Besides, in terms of short to mid-term financing needs, the biotech's position appears to be quite comfortable: at the end of 2015, TiGenix's had ~$20 million in cash and it raised an additional ~$26.5 million in March 2016. Now, with Takeda's $27.5 million upfront and its commitment to an additional $11 million equity investment, that should bring TiGenix's cash reserve to over $85 million, minus H1-2016 cash burn but not yet taking into account other short-term revenues such as Takeda's $16.5 million payment upon European approval of Cx601. Since operating cash burn was under $30 million in the last three years, there should not be too much pressure to find new sources of financing in the next years.

So, what do these projections mean regarding TiGenix's valuation? In brief, it shows that, at current market cap, TiGenix seems to be valued based entirely on very conservative assumptions about Cx601's sales, thus effectively discounting all value assigned to the biotech's know-how or its other products in clinical development. However, in terms of pipeline (see below), besides Cx601, TiGenix's does have several promising mid-stage stem cell product candidates targeting huge markets such as heart disease (AlloCSC-01, Phase 2 full results in Q1-2017) and severe sepsis (Cx611, Phase 2 starting in H2-2016) - with a proven track record of clinical successes and short-term revenue prospects, this clearly makes TiGenix a rare opportunity in the biotech sector.


(Source: TiGenix's Corporate Presentation, July 2016)

In other terms, TiGenix's investment case right now could be summarized as follows: "Buy one mostly de-risked asset with tangible short-term revenue prospects (Cx601) and get the pipeline and know-how of a pioneering stem cell biotech for free!"

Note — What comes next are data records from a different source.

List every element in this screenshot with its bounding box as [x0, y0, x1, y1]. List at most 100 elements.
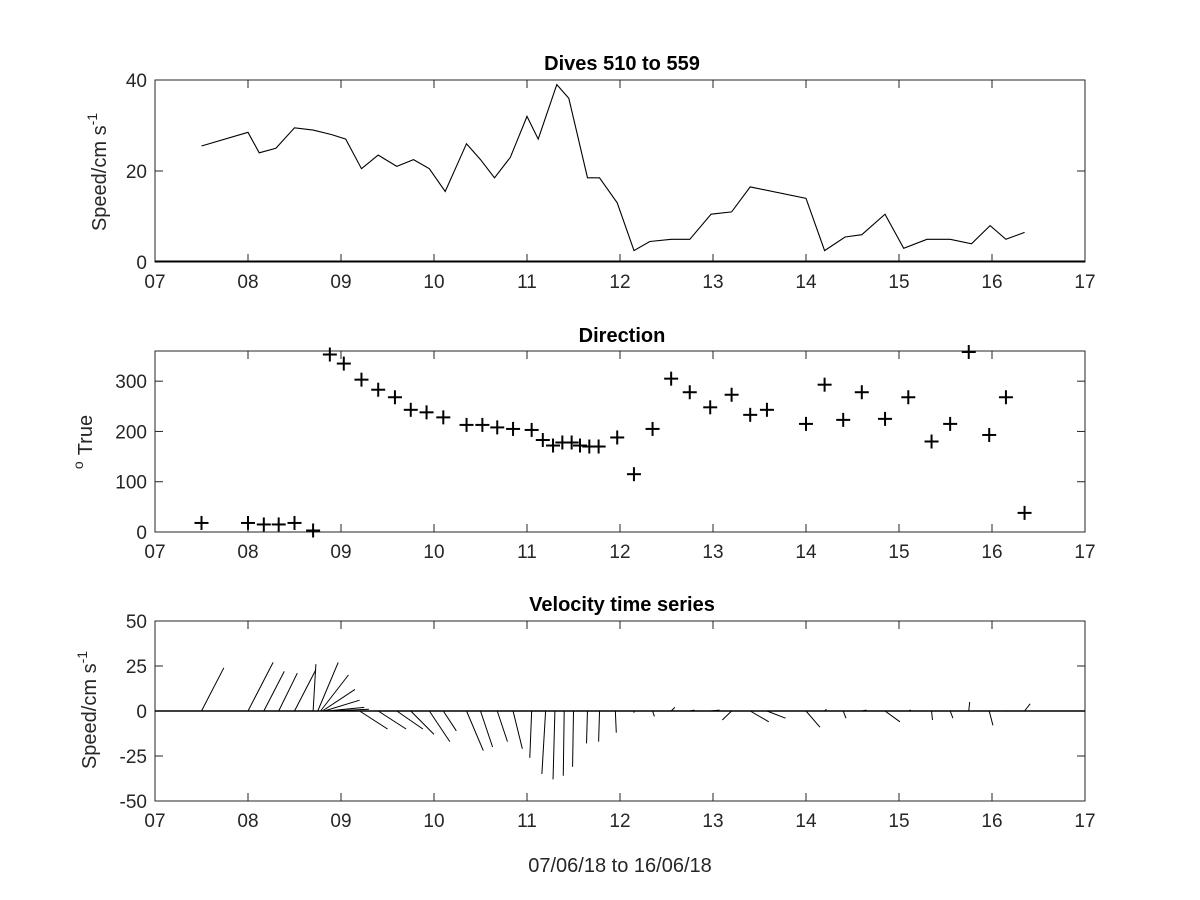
- direction-panel-point: [546, 438, 561, 453]
- velocity-panel-xtick-label: 07: [144, 811, 165, 832]
- velocity-panel-xtick-label: 17: [1074, 811, 1095, 832]
- velocity-panel-stick: [552, 710, 556, 780]
- direction-panel-point: [961, 345, 976, 360]
- velocity-panel-stick: [410, 710, 435, 735]
- velocity-panel-stick: [586, 710, 588, 744]
- direction-panel-point: [524, 422, 539, 437]
- velocity-panel-title: Velocity time series: [529, 594, 715, 616]
- direction-panel-point: [799, 416, 813, 431]
- direction-panel-xtick-label: 16: [981, 542, 1002, 563]
- direction-panel-xtick-label: 07: [144, 542, 165, 563]
- direction-panel-point: [998, 390, 1013, 405]
- direction-panel-ytick-label: 200: [115, 422, 147, 443]
- direction-panel-xtick-label: 10: [423, 542, 444, 563]
- speed-panel-xtick-label: 09: [330, 272, 351, 293]
- direction-panel-point: [271, 517, 286, 532]
- velocity-panel-stick: [442, 710, 457, 732]
- direction-panel-point: [759, 402, 774, 417]
- direction-panel-point: [459, 417, 474, 432]
- direction-panel-xtick-label: 11: [517, 542, 537, 563]
- direction-panel-ytick-label: 300: [115, 372, 147, 393]
- speed-panel-xtick-label: 16: [981, 272, 1002, 293]
- velocity-panel-stick: [377, 710, 407, 730]
- velocity-panel-xlabel: 07/06/18 to 16/06/18: [528, 855, 712, 877]
- direction-panel-point: [336, 356, 351, 371]
- speed-panel-ytick-label: 20: [126, 162, 147, 183]
- direction-panel-point: [645, 421, 660, 436]
- velocity-panel-stick: [652, 710, 655, 717]
- velocity-panel-stick: [949, 710, 954, 719]
- direction-panel-point: [564, 435, 579, 450]
- direction-panel-point: [817, 377, 832, 392]
- direction-panel-xtick-label: 15: [888, 542, 909, 563]
- speed-panel-xtick-label: 07: [144, 272, 165, 293]
- velocity-panel-ylabel-text: Speed/cm s: [79, 663, 101, 769]
- velocity-panel-stick: [931, 710, 933, 721]
- velocity-panel: Velocity time series Speed/cm s-1 07/06/…: [74, 594, 1096, 877]
- speed-panel-ytick-label: 0: [136, 253, 147, 274]
- direction-panel-point: [724, 387, 739, 402]
- velocity-panel-stick: [466, 710, 484, 751]
- velocity-panel-stick: [562, 710, 565, 776]
- velocity-panel-stick: [749, 710, 770, 723]
- speed-panel-ytick-label: 40: [126, 71, 147, 92]
- velocity-panel-stick: [842, 710, 847, 719]
- velocity-panel-stick: [317, 662, 339, 712]
- velocity-panel-xtick-label: 15: [888, 811, 909, 832]
- speed-panel-xtick-label: 11: [517, 272, 537, 293]
- direction-panel-point: [256, 517, 271, 532]
- velocity-panel-stick: [541, 710, 547, 775]
- velocity-panel-stick: [572, 710, 574, 767]
- velocity-panel-stick: [396, 710, 424, 730]
- velocity-panel-xtick-label: 14: [795, 811, 817, 832]
- velocity-panel-ytick-label: -50: [120, 792, 147, 813]
- direction-panel-point: [573, 438, 588, 453]
- direction-panel-title: Direction: [579, 325, 666, 347]
- velocity-panel-stick: [320, 674, 349, 712]
- velocity-panel-stick: [278, 672, 298, 712]
- direction-panel-point: [354, 372, 369, 387]
- direction-panel-ytick-label: 100: [115, 473, 147, 494]
- direction-panel-point: [419, 405, 434, 420]
- velocity-panel-stick: [598, 710, 601, 742]
- direction-panel-point: [982, 427, 997, 442]
- velocity-panel-stick: [496, 710, 508, 742]
- direction-panel-point: [743, 407, 758, 422]
- velocity-panel-stick: [263, 671, 285, 712]
- velocity-panel-stick: [805, 710, 821, 728]
- velocity-panel-stick: [322, 688, 356, 712]
- direction-panel-point: [403, 402, 418, 417]
- velocity-panel-ytick-label: 25: [126, 657, 147, 678]
- velocity-panel-ylabel: Speed/cm s-1: [74, 651, 101, 769]
- direction-panel-point: [901, 390, 916, 405]
- direction-panel-xtick-label: 12: [609, 542, 630, 563]
- direction-panel-point: [387, 390, 402, 405]
- speed-panel-ylabel-superscript: -1: [84, 113, 100, 126]
- speed-panel-xtick-label: 15: [888, 272, 909, 293]
- velocity-panel-xtick-label: 09: [330, 811, 351, 832]
- velocity-panel-stick: [359, 710, 388, 730]
- direction-panel-point: [436, 410, 451, 425]
- velocity-panel-xtick-label: 10: [423, 811, 444, 832]
- velocity-panel-stick: [201, 667, 225, 712]
- direction-panel-xtick-label: 09: [330, 542, 351, 563]
- velocity-panel-xtick-label: 12: [609, 811, 630, 832]
- direction-panel-point: [535, 432, 550, 447]
- direction-panel-point: [943, 416, 958, 431]
- velocity-panel-stick: [428, 710, 451, 742]
- velocity-panel-stick: [512, 710, 523, 749]
- direction-panel-point: [854, 385, 869, 400]
- velocity-panel-stick: [968, 701, 971, 712]
- velocity-panel-stick: [614, 710, 617, 733]
- velocity-panel-stick: [312, 664, 317, 712]
- speed-panel-series-line: [201, 83, 1025, 252]
- velocity-panel-stick: [1024, 703, 1031, 712]
- direction-panel-point: [194, 515, 209, 530]
- velocity-panel-ylabel-superscript: -1: [74, 651, 90, 664]
- velocity-panel-stick: [247, 662, 274, 712]
- direction-panel-point: [836, 412, 851, 427]
- direction-panel-xtick-label: 13: [702, 542, 723, 563]
- direction-panel-point: [626, 467, 641, 482]
- speed-panel-xtick-label: 14: [795, 272, 817, 293]
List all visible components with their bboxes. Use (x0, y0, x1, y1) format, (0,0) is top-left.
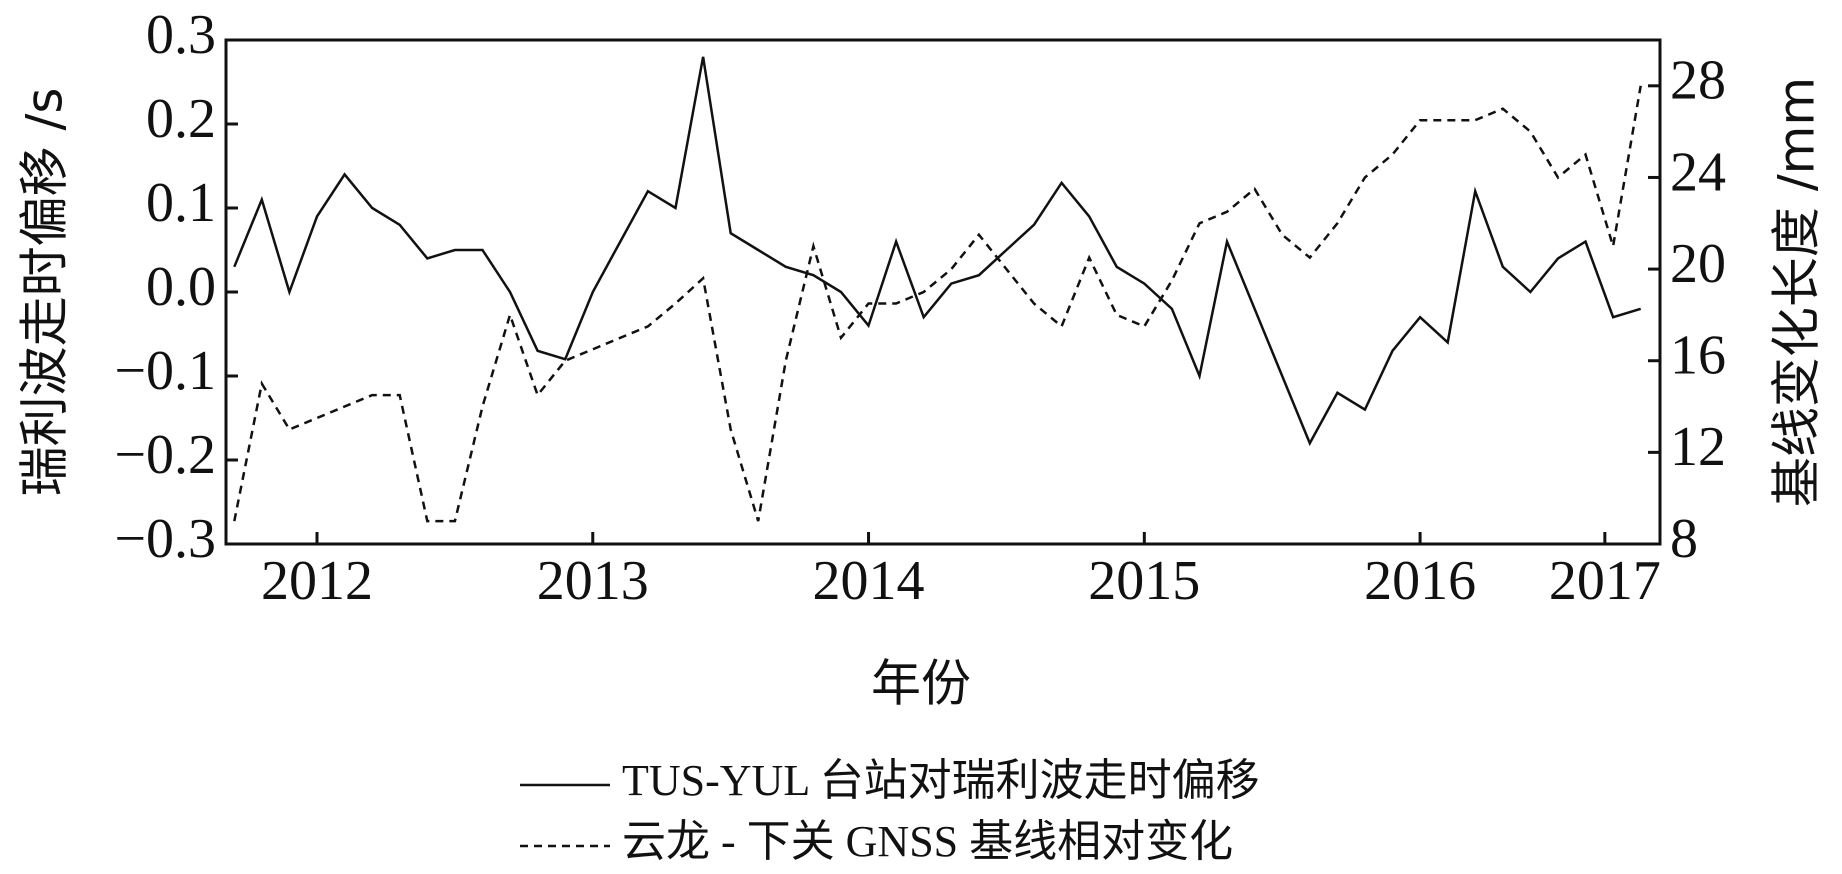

Disclosure: I am/we are long TGXSF.

I wrote this article myself, and it expresses my own opinions. I am not receiving compensation for it (other than from Seeking Alpha). I have no business relationship with any company whose stock is mentioned in this article.

Editor's Note: This article discusses one or more securities that do not trade on a major U.S. exchange. Please be aware of the risks associated with these stocks.